README.Rmd

---
output: github_document
---

<!-- README.md is generated from README.Rmd. Please edit that file -->

```{r, include = FALSE}
knitr::opts_chunk$set(
  collapse = TRUE,
  comment = "#>",
  fig.path = "README-"
)
```

# Overview

The `archs4` package provides utility functions to query and explore the
expression profiling data made available through the
[ARCHS4 project][archs4web], which is described in the following publication:

[Massive mining of publicly available RNA-seq data from human and mouse][archs4pub]. 

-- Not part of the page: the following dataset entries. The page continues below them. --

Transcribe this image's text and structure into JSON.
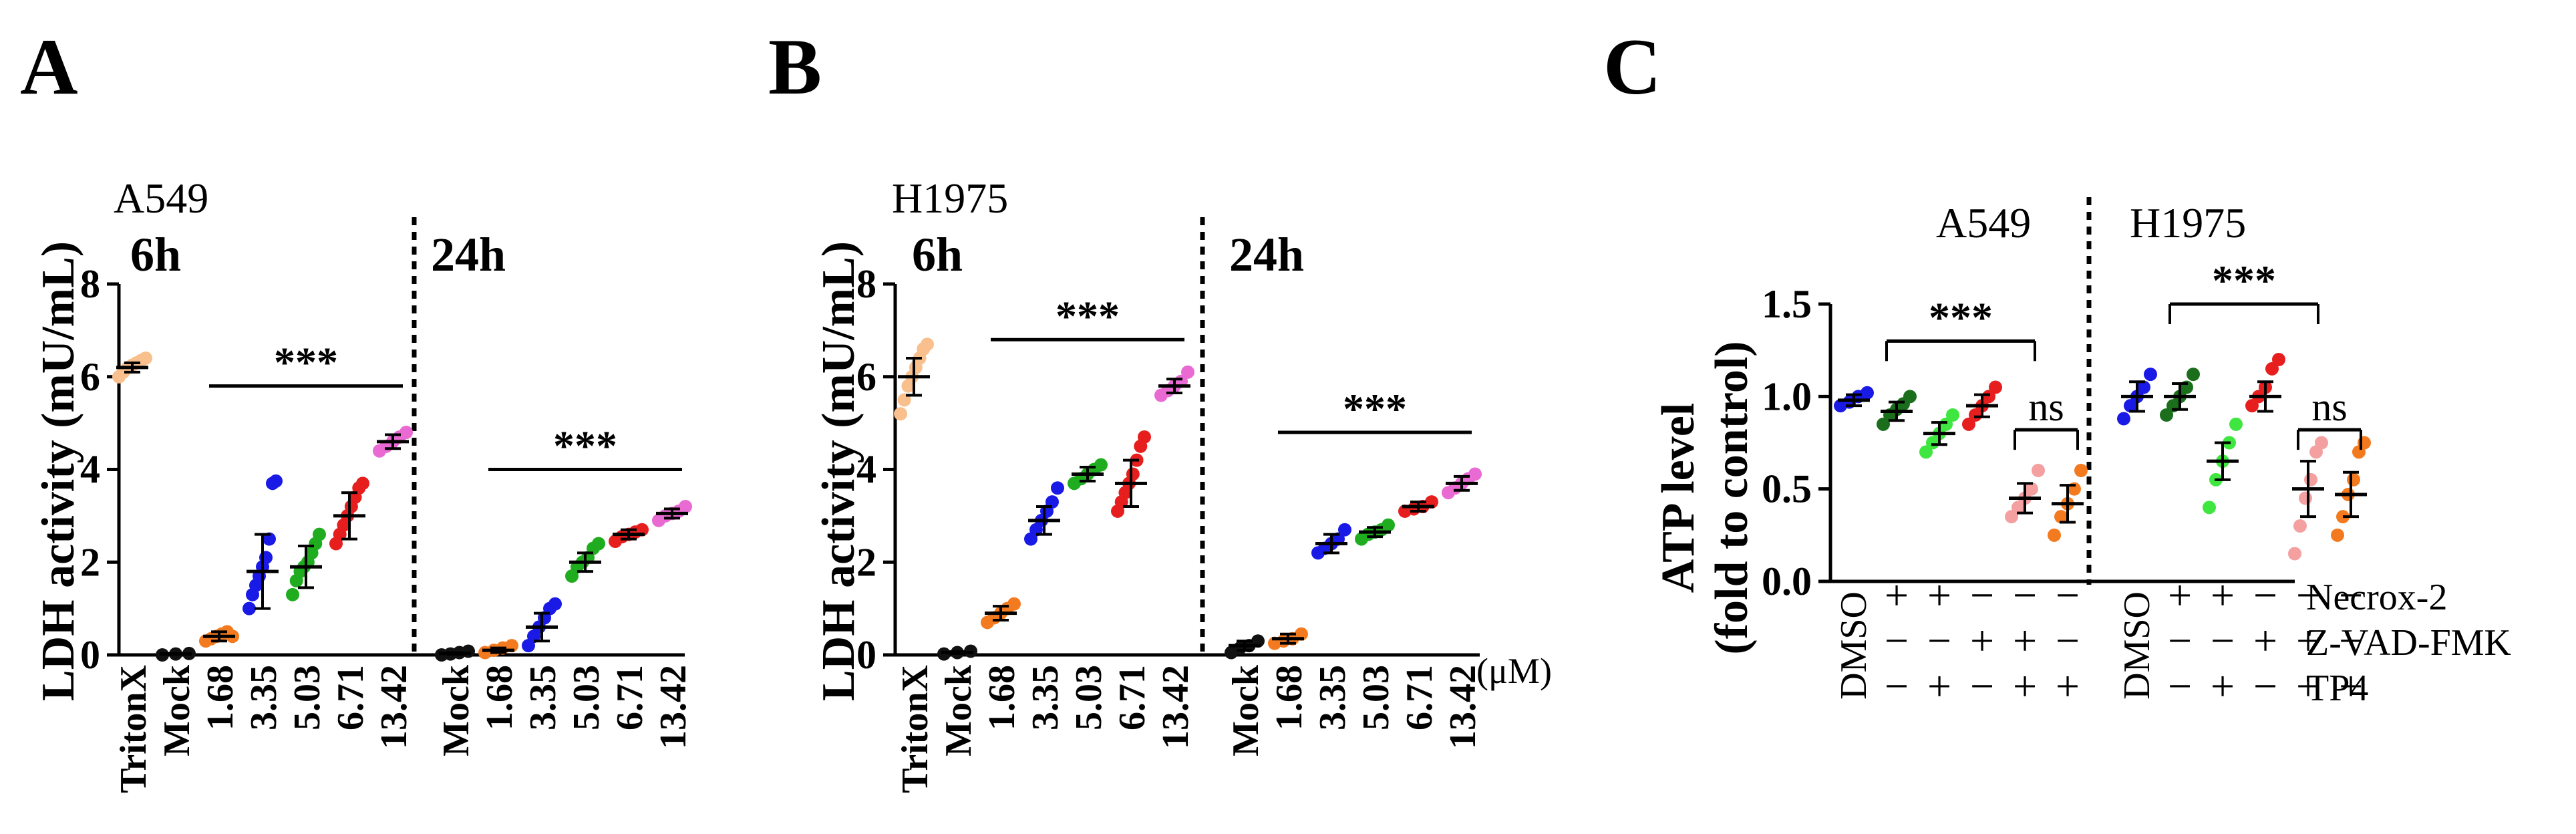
{
  "chart_data": [
    {
      "panel": "A",
      "type": "scatter",
      "cell_line": "A549",
      "ylabel": "LDH activity (mU/mL)",
      "ylim": [
        0,
        8
      ],
      "yticks": [
        "0",
        "2",
        "4",
        "6",
        "8"
      ],
      "time_labels": [
        "6h",
        "24h"
      ],
      "categories": [
        "TritonX",
        "Mock",
        "1.68",
        "3.35",
        "5.03",
        "6.71",
        "13.42",
        "Mock",
        "1.68",
        "3.35",
        "5.03",
        "6.71",
        "13.42"
      ],
      "groups": [
        {
          "color": "#F9C08E",
          "mean": 6.2,
          "sd": 0.1,
          "points": [
            6.0,
            6.1,
            6.2,
            6.25,
            6.3,
            6.35,
            6.4
          ]
        },
        {
          "color": "#111111",
          "mean": 0.02,
          "sd": 0.01,
          "points": [
            0.0,
            0.02,
            0.03
          ]
        },
        {
          "color": "#F47A1F",
          "mean": 0.4,
          "sd": 0.1,
          "points": [
            0.3,
            0.35,
            0.4,
            0.45,
            0.5,
            0.4
          ]
        },
        {
          "color": "#1A1AE6",
          "mean": 1.8,
          "sd": 0.8,
          "points": [
            1.0,
            1.3,
            1.5,
            1.7,
            1.9,
            2.1,
            2.5,
            3.7,
            3.75
          ]
        },
        {
          "color": "#1FAD1F",
          "mean": 1.9,
          "sd": 0.45,
          "points": [
            1.3,
            1.6,
            1.8,
            1.9,
            2.0,
            2.2,
            2.4,
            2.6
          ]
        },
        {
          "color": "#E61E1E",
          "mean": 3.0,
          "sd": 0.5,
          "points": [
            2.4,
            2.6,
            2.8,
            3.0,
            3.2,
            3.4,
            3.6,
            3.7
          ]
        },
        {
          "color": "#E86AD2",
          "mean": 4.6,
          "sd": 0.15,
          "points": [
            4.4,
            4.5,
            4.6,
            4.7,
            4.8
          ]
        },
        {
          "color": "#111111",
          "mean": 0.03,
          "sd": 0.02,
          "points": [
            0.0,
            0.02,
            0.05,
            0.08
          ]
        },
        {
          "color": "#F47A1F",
          "mean": 0.1,
          "sd": 0.05,
          "points": [
            0.05,
            0.1,
            0.15,
            0.2
          ]
        },
        {
          "color": "#1A1AE6",
          "mean": 0.6,
          "sd": 0.3,
          "points": [
            0.2,
            0.4,
            0.6,
            0.8,
            1.0,
            1.1
          ]
        },
        {
          "color": "#1FAD1F",
          "mean": 2.0,
          "sd": 0.2,
          "points": [
            1.7,
            1.9,
            2.0,
            2.1,
            2.3,
            2.4
          ]
        },
        {
          "color": "#E61E1E",
          "mean": 2.6,
          "sd": 0.1,
          "points": [
            2.45,
            2.55,
            2.6,
            2.65,
            2.7
          ]
        },
        {
          "color": "#E86AD2",
          "mean": 3.05,
          "sd": 0.1,
          "points": [
            2.9,
            3.0,
            3.05,
            3.1,
            3.2
          ]
        }
      ],
      "significance": [
        {
          "label": "***",
          "from_index": 2,
          "to_index": 6,
          "y": 5.8
        },
        {
          "label": "***",
          "from_index": 8,
          "to_index": 12,
          "y": 4.0
        }
      ]
    },
    {
      "panel": "B",
      "type": "scatter",
      "cell_line": "H1975",
      "ylabel": "LDH activity (mU/mL)",
      "ylim": [
        0,
        8
      ],
      "yticks": [
        "0",
        "2",
        "4",
        "6",
        "8"
      ],
      "time_labels": [
        "6h",
        "24h"
      ],
      "unit": "(μM)",
      "categories": [
        "TritonX",
        "Mock",
        "1.68",
        "3.35",
        "5.03",
        "6.71",
        "13.42",
        "Mock",
        "1.68",
        "3.35",
        "5.03",
        "6.71",
        "13.42"
      ],
      "groups": [
        {
          "color": "#F9C08E",
          "mean": 6.0,
          "sd": 0.4,
          "points": [
            5.2,
            5.5,
            5.8,
            6.0,
            6.2,
            6.4,
            6.6,
            6.7
          ]
        },
        {
          "color": "#111111",
          "mean": 0.05,
          "sd": 0.02,
          "points": [
            0.02,
            0.05,
            0.08
          ]
        },
        {
          "color": "#F47A1F",
          "mean": 0.9,
          "sd": 0.15,
          "points": [
            0.7,
            0.8,
            0.9,
            1.0,
            1.1
          ]
        },
        {
          "color": "#1A1AE6",
          "mean": 2.9,
          "sd": 0.3,
          "points": [
            2.5,
            2.7,
            2.9,
            3.1,
            3.3,
            3.6
          ]
        },
        {
          "color": "#1FAD1F",
          "mean": 3.9,
          "sd": 0.15,
          "points": [
            3.7,
            3.8,
            3.9,
            4.0,
            4.1
          ]
        },
        {
          "color": "#E61E1E",
          "mean": 3.7,
          "sd": 0.5,
          "points": [
            3.1,
            3.3,
            3.5,
            3.7,
            3.9,
            4.2,
            4.5,
            4.7
          ]
        },
        {
          "color": "#E86AD2",
          "mean": 5.8,
          "sd": 0.15,
          "points": [
            5.6,
            5.7,
            5.8,
            5.9,
            6.1
          ]
        },
        {
          "color": "#111111",
          "mean": 0.2,
          "sd": 0.1,
          "points": [
            0.05,
            0.15,
            0.2,
            0.3
          ]
        },
        {
          "color": "#F47A1F",
          "mean": 0.35,
          "sd": 0.1,
          "points": [
            0.25,
            0.3,
            0.35,
            0.45
          ]
        },
        {
          "color": "#1A1AE6",
          "mean": 2.4,
          "sd": 0.2,
          "points": [
            2.2,
            2.3,
            2.4,
            2.5,
            2.7
          ]
        },
        {
          "color": "#1FAD1F",
          "mean": 2.65,
          "sd": 0.1,
          "points": [
            2.5,
            2.6,
            2.65,
            2.7,
            2.8
          ]
        },
        {
          "color": "#E61E1E",
          "mean": 3.2,
          "sd": 0.1,
          "points": [
            3.1,
            3.15,
            3.2,
            3.3
          ]
        },
        {
          "color": "#E86AD2",
          "mean": 3.7,
          "sd": 0.15,
          "points": [
            3.5,
            3.6,
            3.7,
            3.8,
            3.9
          ]
        }
      ],
      "significance": [
        {
          "label": "***",
          "from_index": 2,
          "to_index": 6,
          "y": 6.8
        },
        {
          "label": "***",
          "from_index": 8,
          "to_index": 12,
          "y": 4.8
        }
      ]
    },
    {
      "panel": "C",
      "type": "scatter",
      "ylabel_line1": "ATP level",
      "ylabel_line2": "(fold to control)",
      "ylim": [
        0,
        1.5
      ],
      "yticks": [
        "0.0",
        "0.5",
        "1.0",
        "1.5"
      ],
      "cell_lines": [
        "A549",
        "H1975"
      ],
      "treatment_rows": [
        "Necrox-2",
        "Z-VAD-FMK",
        "TP4"
      ],
      "first_label": "DMSO",
      "column_signs": [
        [
          "+",
          "−",
          "−"
        ],
        [
          "+",
          "−",
          "+"
        ],
        [
          "−",
          "+",
          "−"
        ],
        [
          "−",
          "+",
          "+"
        ],
        [
          "−",
          "−",
          "+"
        ]
      ],
      "groups": [
        {
          "color": "#1A1AE6",
          "mean": 0.98,
          "sd": 0.03,
          "points": [
            0.95,
            0.97,
            1.0,
            1.02
          ]
        },
        {
          "color": "#1B6E1B",
          "mean": 0.92,
          "sd": 0.05,
          "points": [
            0.85,
            0.9,
            0.93,
            0.96,
            1.0
          ]
        },
        {
          "color": "#3FE63F",
          "mean": 0.8,
          "sd": 0.06,
          "points": [
            0.7,
            0.75,
            0.8,
            0.85,
            0.9
          ]
        },
        {
          "color": "#E61E1E",
          "mean": 0.95,
          "sd": 0.06,
          "points": [
            0.85,
            0.9,
            0.95,
            1.0,
            1.05
          ]
        },
        {
          "color": "#F4A0A0",
          "mean": 0.45,
          "sd": 0.08,
          "points": [
            0.35,
            0.4,
            0.45,
            0.5,
            0.6
          ]
        },
        {
          "color": "#F47A1F",
          "mean": 0.42,
          "sd": 0.1,
          "points": [
            0.25,
            0.35,
            0.42,
            0.5,
            0.6
          ]
        },
        {
          "color": "#1A1AE6",
          "mean": 1.0,
          "sd": 0.08,
          "points": [
            0.88,
            0.95,
            1.0,
            1.05,
            1.12
          ]
        },
        {
          "color": "#1B6E1B",
          "mean": 1.0,
          "sd": 0.07,
          "points": [
            0.9,
            0.95,
            1.0,
            1.05,
            1.12
          ]
        },
        {
          "color": "#3FE63F",
          "mean": 0.65,
          "sd": 0.1,
          "points": [
            0.4,
            0.55,
            0.65,
            0.75,
            0.85
          ]
        },
        {
          "color": "#E61E1E",
          "mean": 1.0,
          "sd": 0.08,
          "points": [
            0.95,
            1.0,
            1.05,
            1.15,
            1.2
          ]
        },
        {
          "color": "#F4A0A0",
          "mean": 0.5,
          "sd": 0.15,
          "points": [
            0.15,
            0.3,
            0.45,
            0.55,
            0.7,
            0.75
          ]
        },
        {
          "color": "#F47A1F",
          "mean": 0.47,
          "sd": 0.12,
          "points": [
            0.25,
            0.35,
            0.47,
            0.55,
            0.7,
            0.75
          ]
        }
      ],
      "significance": [
        {
          "label": "***",
          "from_index": 1,
          "to_index": 4,
          "y": 1.3
        },
        {
          "label": "ns",
          "from_index": 4,
          "to_index": 5,
          "y": 0.82
        },
        {
          "label": "***",
          "from_index": 7,
          "to_index": 10,
          "y": 1.5
        },
        {
          "label": "ns",
          "from_index": 10,
          "to_index": 11,
          "y": 0.82
        }
      ]
    }
  ]
}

Because this package requires the user to download a number of data files that
are external to the package, the [installation instructions](#installation) are
*a bit* more involved than other R packages, and we leave them for 
[the end of this document](#installation).

# Usage

After [successful installation](#installation) of this package, you can query
the series and samples included in the ARCHS4 repository, as well as materialize
the expresion data into well-known bioconductor assay containers for downstream
analysis.

To query GEO series and samples, you can use the `sample_info` function:

```{r, message=FALSE, warning=FALSE}
library(archs4)

a4 <- Archs4Repository()
ids <- c('GSE89189', 'GSE29943', "GSM1095128", "GSM1095129", "GSM1095130")
sample.info <- sample_info(a4, ids)
head(sample.info)
```

You can use the `as.DGEList` function to materialize an `edgeR::DGEList` from a
an arbitrary number of GEO sample and series identifiers. The only restriction
is that the data from the series/samples must all be from the same species.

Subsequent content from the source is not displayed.